Un blog consacré aux cinémas de tous âges et de tous horizons


It comes at night, Trey Edward Shults, 2017

Publié par Romaric Berland sur 7 Juillet 2017, 14:48pm

Catégories : #Cinéma américain

Alors qu'une mystérieuse épidémie ravage le monde, Paul, sa femme Sarah et leur fils Travis se sont réfugiés dans leur maison familiale isolée en plein coeur d'une forêt. Mais un beau jour, un couple aux abois et leur jeune enfant font soudainement irruption sur leur propriété. Décidés à les accueillir, Paul et sa famille apprennent à vivre avec leurs nouveaux invités sous le même toit mais des tensions sourdes finissent par surgir...En mai dernier, Get Out de Jordan Peele avait fait sensation : petite série B d'horreur maline et grand public, elle constituait également un bilan très critique de l'ère Obama en constatant la recrudescence d'un racisme nouveau avec l'élection de Donald Trump.
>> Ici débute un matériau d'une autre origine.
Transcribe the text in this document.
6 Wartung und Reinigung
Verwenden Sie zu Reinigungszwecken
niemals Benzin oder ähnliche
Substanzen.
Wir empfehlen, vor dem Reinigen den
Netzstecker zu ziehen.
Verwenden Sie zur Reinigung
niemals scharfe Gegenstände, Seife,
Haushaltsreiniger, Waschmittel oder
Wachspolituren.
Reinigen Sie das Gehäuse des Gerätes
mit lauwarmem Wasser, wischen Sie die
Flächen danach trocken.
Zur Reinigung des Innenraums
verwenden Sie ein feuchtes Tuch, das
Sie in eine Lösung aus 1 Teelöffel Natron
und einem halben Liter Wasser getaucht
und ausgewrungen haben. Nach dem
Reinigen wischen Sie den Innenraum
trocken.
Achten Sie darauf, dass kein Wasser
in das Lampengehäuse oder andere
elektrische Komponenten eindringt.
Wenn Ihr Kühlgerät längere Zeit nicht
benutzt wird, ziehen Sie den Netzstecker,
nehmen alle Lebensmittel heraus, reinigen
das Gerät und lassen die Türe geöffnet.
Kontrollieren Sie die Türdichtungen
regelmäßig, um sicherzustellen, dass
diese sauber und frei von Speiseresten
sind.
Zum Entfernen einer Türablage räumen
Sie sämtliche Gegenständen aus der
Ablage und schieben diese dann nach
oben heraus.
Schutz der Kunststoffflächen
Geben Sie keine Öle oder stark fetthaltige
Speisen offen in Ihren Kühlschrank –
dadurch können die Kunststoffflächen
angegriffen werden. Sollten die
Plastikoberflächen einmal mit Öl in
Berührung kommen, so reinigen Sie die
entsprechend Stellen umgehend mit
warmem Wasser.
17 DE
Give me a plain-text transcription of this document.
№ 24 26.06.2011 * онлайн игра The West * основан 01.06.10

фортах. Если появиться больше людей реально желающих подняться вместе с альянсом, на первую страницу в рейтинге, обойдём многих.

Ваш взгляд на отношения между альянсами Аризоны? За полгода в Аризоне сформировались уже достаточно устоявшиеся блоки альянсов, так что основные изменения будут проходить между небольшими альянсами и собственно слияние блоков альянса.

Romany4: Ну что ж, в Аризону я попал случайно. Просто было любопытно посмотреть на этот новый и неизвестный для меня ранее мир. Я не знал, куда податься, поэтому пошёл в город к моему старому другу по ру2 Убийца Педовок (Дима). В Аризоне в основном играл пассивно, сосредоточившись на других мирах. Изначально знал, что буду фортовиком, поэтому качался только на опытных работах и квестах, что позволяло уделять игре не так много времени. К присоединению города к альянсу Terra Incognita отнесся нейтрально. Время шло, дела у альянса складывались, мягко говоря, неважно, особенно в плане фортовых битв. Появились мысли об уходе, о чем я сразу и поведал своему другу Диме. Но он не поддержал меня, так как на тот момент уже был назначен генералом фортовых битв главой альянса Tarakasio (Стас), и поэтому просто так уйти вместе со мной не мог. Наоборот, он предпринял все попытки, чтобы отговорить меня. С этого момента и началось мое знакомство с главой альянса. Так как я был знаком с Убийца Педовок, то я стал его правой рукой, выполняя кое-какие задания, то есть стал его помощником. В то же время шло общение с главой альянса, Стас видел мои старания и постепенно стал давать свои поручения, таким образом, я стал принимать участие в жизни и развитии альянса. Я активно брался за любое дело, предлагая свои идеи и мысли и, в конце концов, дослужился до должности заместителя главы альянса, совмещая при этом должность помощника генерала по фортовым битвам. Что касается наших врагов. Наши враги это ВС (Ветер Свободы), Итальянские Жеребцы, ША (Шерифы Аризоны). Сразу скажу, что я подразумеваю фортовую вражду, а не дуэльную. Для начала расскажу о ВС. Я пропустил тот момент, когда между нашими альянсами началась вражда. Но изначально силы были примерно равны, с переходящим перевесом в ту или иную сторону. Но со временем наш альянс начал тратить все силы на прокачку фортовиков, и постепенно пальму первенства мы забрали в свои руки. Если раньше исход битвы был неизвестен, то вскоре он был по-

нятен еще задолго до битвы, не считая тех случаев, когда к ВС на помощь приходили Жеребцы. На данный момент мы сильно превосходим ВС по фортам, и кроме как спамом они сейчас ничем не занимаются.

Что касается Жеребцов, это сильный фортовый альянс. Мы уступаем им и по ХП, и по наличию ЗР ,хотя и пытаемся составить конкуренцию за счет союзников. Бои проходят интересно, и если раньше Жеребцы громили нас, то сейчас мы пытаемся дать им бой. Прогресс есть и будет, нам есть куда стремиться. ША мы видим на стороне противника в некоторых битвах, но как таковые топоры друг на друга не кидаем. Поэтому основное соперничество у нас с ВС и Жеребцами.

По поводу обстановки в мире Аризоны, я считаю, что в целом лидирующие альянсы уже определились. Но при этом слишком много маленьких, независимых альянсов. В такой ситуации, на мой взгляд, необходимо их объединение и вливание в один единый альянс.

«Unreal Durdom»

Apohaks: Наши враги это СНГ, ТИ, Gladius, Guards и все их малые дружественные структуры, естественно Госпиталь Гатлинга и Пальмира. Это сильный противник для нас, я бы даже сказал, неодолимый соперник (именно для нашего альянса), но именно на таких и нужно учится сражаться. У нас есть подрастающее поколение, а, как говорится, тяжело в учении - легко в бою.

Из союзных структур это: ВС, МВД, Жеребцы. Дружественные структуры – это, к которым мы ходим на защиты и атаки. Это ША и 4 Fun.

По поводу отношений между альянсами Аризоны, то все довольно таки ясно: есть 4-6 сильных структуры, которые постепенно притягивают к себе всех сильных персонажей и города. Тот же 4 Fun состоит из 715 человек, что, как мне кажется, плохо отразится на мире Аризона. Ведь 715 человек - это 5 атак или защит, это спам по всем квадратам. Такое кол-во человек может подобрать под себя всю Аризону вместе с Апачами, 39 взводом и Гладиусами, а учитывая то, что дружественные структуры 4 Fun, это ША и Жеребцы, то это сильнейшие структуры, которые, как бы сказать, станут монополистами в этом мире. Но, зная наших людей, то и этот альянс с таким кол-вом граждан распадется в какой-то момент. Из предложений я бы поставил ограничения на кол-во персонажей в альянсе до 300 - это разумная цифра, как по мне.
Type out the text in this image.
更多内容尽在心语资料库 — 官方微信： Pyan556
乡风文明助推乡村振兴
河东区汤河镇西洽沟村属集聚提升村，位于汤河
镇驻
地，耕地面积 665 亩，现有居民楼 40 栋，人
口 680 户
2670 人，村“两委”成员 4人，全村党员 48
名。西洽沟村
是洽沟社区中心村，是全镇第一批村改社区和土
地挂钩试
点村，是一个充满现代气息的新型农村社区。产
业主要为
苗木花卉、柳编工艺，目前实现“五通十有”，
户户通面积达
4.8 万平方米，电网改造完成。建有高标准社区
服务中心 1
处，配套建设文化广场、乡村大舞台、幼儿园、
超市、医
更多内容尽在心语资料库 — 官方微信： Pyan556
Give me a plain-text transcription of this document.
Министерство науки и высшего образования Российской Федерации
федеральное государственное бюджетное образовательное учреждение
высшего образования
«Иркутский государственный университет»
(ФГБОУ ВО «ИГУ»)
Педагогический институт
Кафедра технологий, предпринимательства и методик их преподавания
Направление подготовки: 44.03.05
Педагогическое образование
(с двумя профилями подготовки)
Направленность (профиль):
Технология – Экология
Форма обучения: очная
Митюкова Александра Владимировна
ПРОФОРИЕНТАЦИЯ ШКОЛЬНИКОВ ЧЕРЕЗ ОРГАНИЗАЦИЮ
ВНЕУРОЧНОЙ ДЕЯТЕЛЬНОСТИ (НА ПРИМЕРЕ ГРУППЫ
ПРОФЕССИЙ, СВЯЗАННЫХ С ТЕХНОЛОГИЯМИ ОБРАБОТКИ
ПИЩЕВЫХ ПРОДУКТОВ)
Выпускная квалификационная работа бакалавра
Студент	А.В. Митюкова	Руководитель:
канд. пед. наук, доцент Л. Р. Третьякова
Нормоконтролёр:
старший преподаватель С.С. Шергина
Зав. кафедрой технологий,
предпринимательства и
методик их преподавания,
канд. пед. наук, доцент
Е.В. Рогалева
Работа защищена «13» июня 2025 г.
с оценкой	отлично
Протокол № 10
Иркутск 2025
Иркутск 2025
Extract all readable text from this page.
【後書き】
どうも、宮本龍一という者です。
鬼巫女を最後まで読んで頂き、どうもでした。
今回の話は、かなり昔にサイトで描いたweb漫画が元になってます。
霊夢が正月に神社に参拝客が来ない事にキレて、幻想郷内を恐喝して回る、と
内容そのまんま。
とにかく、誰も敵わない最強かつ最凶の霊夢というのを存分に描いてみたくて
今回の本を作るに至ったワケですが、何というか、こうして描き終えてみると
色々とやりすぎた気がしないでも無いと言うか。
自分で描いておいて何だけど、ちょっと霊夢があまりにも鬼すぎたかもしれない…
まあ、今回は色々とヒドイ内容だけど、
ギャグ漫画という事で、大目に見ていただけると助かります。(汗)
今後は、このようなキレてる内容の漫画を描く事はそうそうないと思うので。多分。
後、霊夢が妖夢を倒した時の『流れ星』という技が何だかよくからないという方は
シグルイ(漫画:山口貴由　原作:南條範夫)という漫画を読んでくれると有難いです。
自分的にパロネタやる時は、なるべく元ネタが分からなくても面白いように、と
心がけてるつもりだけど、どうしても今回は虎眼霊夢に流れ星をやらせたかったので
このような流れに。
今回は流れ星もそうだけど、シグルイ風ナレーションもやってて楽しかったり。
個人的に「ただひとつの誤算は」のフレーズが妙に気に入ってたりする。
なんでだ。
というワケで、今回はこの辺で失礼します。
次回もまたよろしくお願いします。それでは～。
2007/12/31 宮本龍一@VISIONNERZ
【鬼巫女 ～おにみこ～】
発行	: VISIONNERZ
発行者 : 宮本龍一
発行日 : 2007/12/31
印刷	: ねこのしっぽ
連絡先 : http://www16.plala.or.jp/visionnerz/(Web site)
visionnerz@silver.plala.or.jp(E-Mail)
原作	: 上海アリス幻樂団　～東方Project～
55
Un mois plus tard, Trey Edward Shults sort sur nos écrans It comes at night, son second film, et soumet le genre de l'horreur à une même mise à jour politique. Huis clos minimaliste mené avec beaucoup d'application et de savoir-faire, le film rejette dans le hors champ toutes les menaces -qu'elles fussent surnaturelles ou non- pour mieux questionner les origines du Mal, et les convictions morales des personnages et du spectateur.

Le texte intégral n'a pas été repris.